Austin - The weirdest little big town in Texas is no stranger to music, with the nickname "the Live Music Capitol of the World" proudly emblazoned to its reputation. Though its music history is impressive, being home to artists like Janis Joplin and Stevie Ray Vaughn, its what's happening right now with Texas' music scene that's so impressive. Festivals like South by Southwest and Austin City Limits are rising above the likes of Lollapalooza and Bonnaroo as being the most-anticipated, and their growth rate isn't expected to stop anytime soon. When the festivals aren't happening, stop by Stubb's BBQ, Emo's, Donn's Depot, the Mean Eyed Cat and any other major city bar for live music any night of the week.
New Orleans - This jazz capitol of the world is guaranteed to have music blaring from some street parade or local bar at any point in the day. Known for being a town not afraid to have a good time, New Orleans is definitely the place to be if you want to learn a lot and have tons of fun while doing it. Jazz and blues combine to make Dixieland, a traditional form of music that this city keeps alive and well with its parades and swing parties. Stop by the famous Preservation Hall for some of the greatest jazz in the country playing each night, and head down Bourbon Street for dance parties happening on every corner. If you're lucky, you might get to walk "second line" in a real New Orleans parade -- whether it be celebrating a joyful event like a wedding or birth, or a somber one like a funeral, anyone on the street is welcome to walk in line behind the musicians to pay respects and celebrate life.

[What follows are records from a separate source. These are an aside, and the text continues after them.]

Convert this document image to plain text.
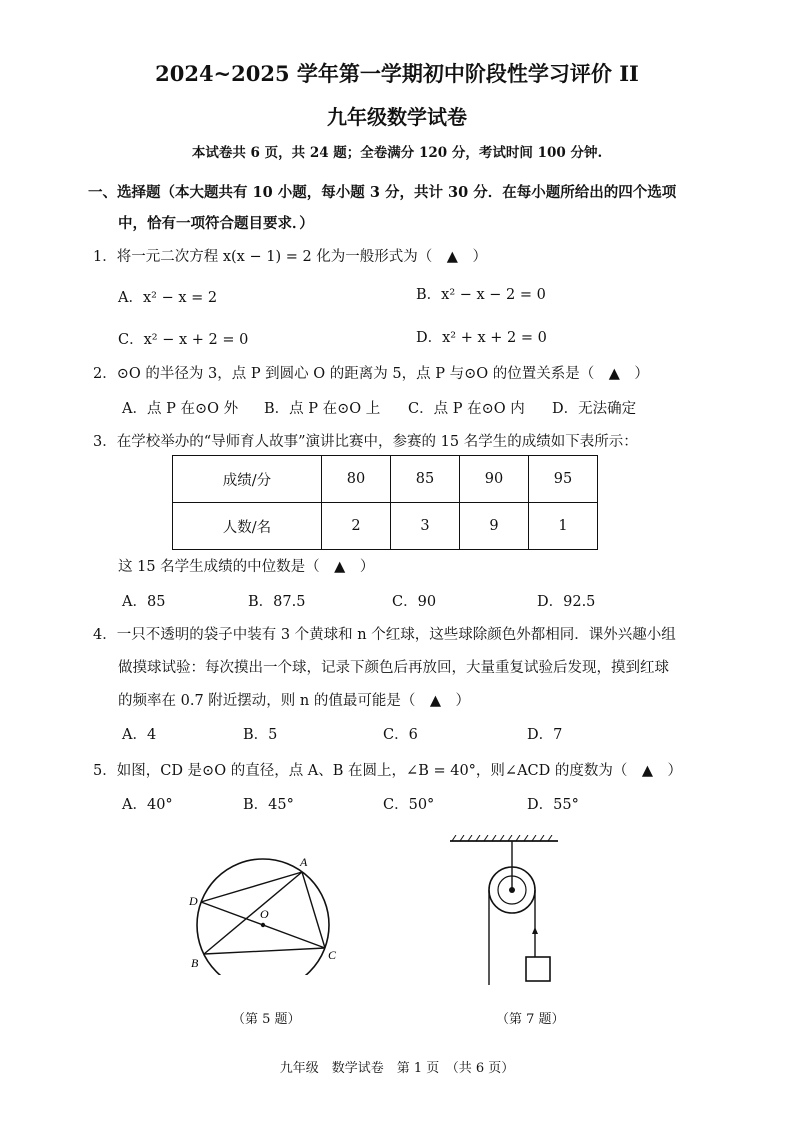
2024~2025 学年第一学期初中阶段性学习评价 II
九年级数学试卷
本试卷共 6 页，共 24 题；全卷满分 120 分，考试时间 100 分钟.
一、选择题（本大题共有 10 小题，每小题 3 分，共计 30 分．在每小题所给出的四个选项
中，恰有一项符合题目要求．）
1．将一元二次方程 x(x − 1) = 2 化为一般形式为（　▲　）
A．x² − x = 2	B．x² − x − 2 = 0
C．x² − x + 2 = 0	D．x² + x + 2 = 0
2．⊙O 的半径为 3，点 P 到圆心 O 的距离为 5，点 P 与⊙O 的位置关系是（　▲　）
A．点 P 在⊙O 外 B．点 P 在⊙O 上 C．点 P 在⊙O 内 D．无法确定
3．在学校举办的“导师育人故事”演讲比赛中，参赛的 15 名学生的成绩如下表所示：
成绩/分	80	85	90	95
人数/名	2	3	9	1
这 15 名学生成绩的中位数是（　▲　）
A．85	B．87.5	C．90	D．92.5
4．一只不透明的袋子中装有 3 个黄球和 n 个红球，这些球除颜色外都相同．课外兴趣小组
做摸球试验：每次摸出一个球，记录下颜色后再放回，大量重复试验后发现，摸到红球
的频率在 0.7 附近摆动，则 n 的值最可能是（　▲　）
A．4	B．5	C．6	D．7
5．如图，CD 是⊙O 的直径，点 A、B 在圆上，∠B = 40°，则∠ACD 的度数为（　▲　）
A．40°	B．45°	C．50°	D．55°
A
D
O
B
C
（第 5 题）	（第 7 题）
九年级　数学试卷　第 1 页　（共 6 页）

Memphis - Home of the Blues and famous for Elvis, you'll be amazed at how much more this Midwest town has to offer aside from its great history. Visit the iconic Sun Studios for a tour through the birthplace of music from Johnny Cash, Elvis Presley, and Carl Perkins, or if soul is more your style, Stax Records may be more your speed. Walking down Beale Street is like walking through a neon circus of lights and sounds, and your best bet is to just saunter through until you hear a beat that gets your toes tappin'. Top it off with a good dose of barbecue, and your in for a rock n' roll style good time.
Atlanta - If you've got hip hop and r&b burning in your soul, this home to T.I., Ludacris, Outkast, Cee Lo Green and dozens more of the best rappers in the game is bound to be your music destination of choice. This southern city is so notorious for its hip hop reputation, that movies like ATL, Drum Line and Get Low have all been inspired by the thriving music scene. Of course, if hip hop isn't your thing, artists like Zac Brown Band and the Grammy-winning Atlanta Symphony Orchestra frequent the clubs and venues around town.
Seattle - The home of grunge and indie-rock legendary lable Sub-Pop, Seattle is the perfect town for misfits, weirdos, rockers and hip kids. With historic spots like Kurt Cobain's childhood home and Jimi Hendrix's grave, there's a little something for everyone looking to learn more about rock n' roll. Most bands in the vain of thought aim to get signed to labels throughout Seattle, thus frequent all the venues and clubs filling the city's streets. Festivals like Bumbershoot draw national crowds, while smaller spots like the Crocodile draw locals like flies. Don't forget your umbrella!